Yes! If done correctly and not what I would call a “spammy” pitch, it can would amazingly well for gaining new ideal clients that you would love to focus on. It’s great when clients come to you, but if your ideal clients are finding you yet, put yourself in front of them by sending out a carefully drafted and researched cold pitch email.
It does take some research and understanding of who your target market is, what their needs are, how you can help them, and if you can fit within their normal marketing budget.
If you can answer all of the questions in your cold pitch email, you will likely have a lot more responses vs. sending a canned template email out to everyone.
It definitely deserves to be first on the list because it’s the most important and one of the biggest cold pitch email mistakes I see over and over again. You need to be able to connect with the recipient in your initial pitch email. How do you do that? Research their brand, their company, why they need your services, and what you can offer to them to help solve a pain point in their business.
Show them that you’ve done your research by your actions. Mention a blog post that really struck you, how awesome their latest podcast was, how you love the owner’s personal story, a feature they had. Mentioning something like that shows you WANT to work with them and have the proof of that by mentioning something important about their business. You will be shocked at what a difference this makes in your percentage of responses to your emails.
We are in business, and things should be professional, but too professional. It seems like the email is either 1) spam or 2) written by a robot or 3) both of these.
Clients want to feel connected to you and trust you. It does take time to build trust in a client/service producer relationship. Still, they should feel some trust and connection within your first email. It takes seconds to make that first impression, and you only have one chance to make it!
I know, crafting and researching pitches takes time, but set yourself a goal to send x cold pitches per day or per week and stick to it.
Don’t let the number of no responses mess with your mindset or confidence. Saying no could be any number of reasons, not that they didn’t love your pitch email or want to hire you. They might not have the budget, or they might have already hired someone for that role/service. Your clients are out there, so keep sending pitch emails until you find more of them!
Don’t make your pitch paragraphs focusing on your experience, background, and talent. Don’t get me wrong that is useful info for the client to have to know you are legit and know that you are experienced. But, keep it to 1 paragraph. You don’t need to go on and on about yourself and your background unless you also state what you can do for them. That’s what the client really wants to know.

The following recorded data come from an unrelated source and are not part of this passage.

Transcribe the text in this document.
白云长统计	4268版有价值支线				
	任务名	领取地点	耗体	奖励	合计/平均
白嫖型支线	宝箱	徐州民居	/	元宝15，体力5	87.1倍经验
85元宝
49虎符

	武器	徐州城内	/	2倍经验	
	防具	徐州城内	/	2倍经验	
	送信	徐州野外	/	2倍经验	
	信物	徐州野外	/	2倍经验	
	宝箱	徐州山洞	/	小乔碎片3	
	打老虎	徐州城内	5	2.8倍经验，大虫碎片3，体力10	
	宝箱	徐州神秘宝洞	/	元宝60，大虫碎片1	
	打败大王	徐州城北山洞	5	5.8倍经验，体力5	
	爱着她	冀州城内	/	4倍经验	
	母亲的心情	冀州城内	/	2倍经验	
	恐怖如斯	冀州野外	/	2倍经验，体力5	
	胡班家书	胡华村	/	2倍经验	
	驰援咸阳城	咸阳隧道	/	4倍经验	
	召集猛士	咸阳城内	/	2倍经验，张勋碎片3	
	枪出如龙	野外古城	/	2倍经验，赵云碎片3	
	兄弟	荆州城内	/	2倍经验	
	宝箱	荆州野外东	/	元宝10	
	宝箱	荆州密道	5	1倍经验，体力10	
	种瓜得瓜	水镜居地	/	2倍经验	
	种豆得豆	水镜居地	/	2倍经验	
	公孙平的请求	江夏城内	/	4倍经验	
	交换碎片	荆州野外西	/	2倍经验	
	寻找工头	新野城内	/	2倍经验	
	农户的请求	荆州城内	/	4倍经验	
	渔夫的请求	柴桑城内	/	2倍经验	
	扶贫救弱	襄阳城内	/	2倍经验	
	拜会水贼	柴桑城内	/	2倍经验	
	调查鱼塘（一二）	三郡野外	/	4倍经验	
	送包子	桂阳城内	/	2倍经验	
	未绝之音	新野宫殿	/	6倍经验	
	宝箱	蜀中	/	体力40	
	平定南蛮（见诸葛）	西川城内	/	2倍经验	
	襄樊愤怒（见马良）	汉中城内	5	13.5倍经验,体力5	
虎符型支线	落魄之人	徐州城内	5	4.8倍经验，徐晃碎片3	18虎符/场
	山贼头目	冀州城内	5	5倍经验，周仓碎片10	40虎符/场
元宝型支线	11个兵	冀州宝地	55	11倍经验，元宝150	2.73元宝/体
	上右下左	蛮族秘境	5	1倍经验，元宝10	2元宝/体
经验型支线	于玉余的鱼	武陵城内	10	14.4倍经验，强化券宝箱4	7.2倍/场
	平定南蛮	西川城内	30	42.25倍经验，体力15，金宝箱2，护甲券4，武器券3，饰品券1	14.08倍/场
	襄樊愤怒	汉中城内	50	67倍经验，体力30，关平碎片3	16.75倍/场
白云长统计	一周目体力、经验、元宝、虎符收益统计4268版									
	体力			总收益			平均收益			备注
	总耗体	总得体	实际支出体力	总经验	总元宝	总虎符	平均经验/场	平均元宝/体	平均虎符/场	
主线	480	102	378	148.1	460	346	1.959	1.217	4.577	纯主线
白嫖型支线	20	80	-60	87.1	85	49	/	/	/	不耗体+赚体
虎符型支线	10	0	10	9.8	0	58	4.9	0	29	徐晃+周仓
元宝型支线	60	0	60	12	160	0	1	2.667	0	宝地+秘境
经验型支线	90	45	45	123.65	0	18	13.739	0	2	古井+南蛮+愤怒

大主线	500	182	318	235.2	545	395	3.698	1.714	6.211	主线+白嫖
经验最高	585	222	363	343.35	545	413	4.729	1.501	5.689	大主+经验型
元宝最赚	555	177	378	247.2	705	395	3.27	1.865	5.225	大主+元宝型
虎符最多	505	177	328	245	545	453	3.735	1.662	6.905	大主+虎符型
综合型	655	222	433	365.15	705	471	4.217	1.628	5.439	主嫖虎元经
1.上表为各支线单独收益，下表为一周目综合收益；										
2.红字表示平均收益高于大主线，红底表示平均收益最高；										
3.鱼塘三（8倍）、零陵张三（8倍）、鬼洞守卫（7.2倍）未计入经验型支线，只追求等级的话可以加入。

Adding in some previous case studies, if you have them, is also very valuable for customers to see what you’ve been able to do in the past for other clients and businesses.
Don’t be cocky, seriously just don’t.
But, there is a fine line between cocky and confident. If your email reads like you are unsure of yourself at all, but you are asking for the client to trust you with an aspect of their business and their money? They will say no or hit delete faster than you hit send.
Don’t let your imposter syndrome get in the way! There is only one you, show your confidence about your work and get that client begging to work with you!
Besides client referrals, cold pitching has become my best way to gain freelance and virtual assistant clients. And look, I get it! I’m a huge introvert, and writing and sending out pitch emails is never going not to be nerve-wracking for me, that’s just who I am.
I’m the person who has never spoken to a stranger first in my life because I don’t want to annoy them. So, if I’m able to break out of my mindset and send out dozens of cold pitch emails to gain clients, so can you!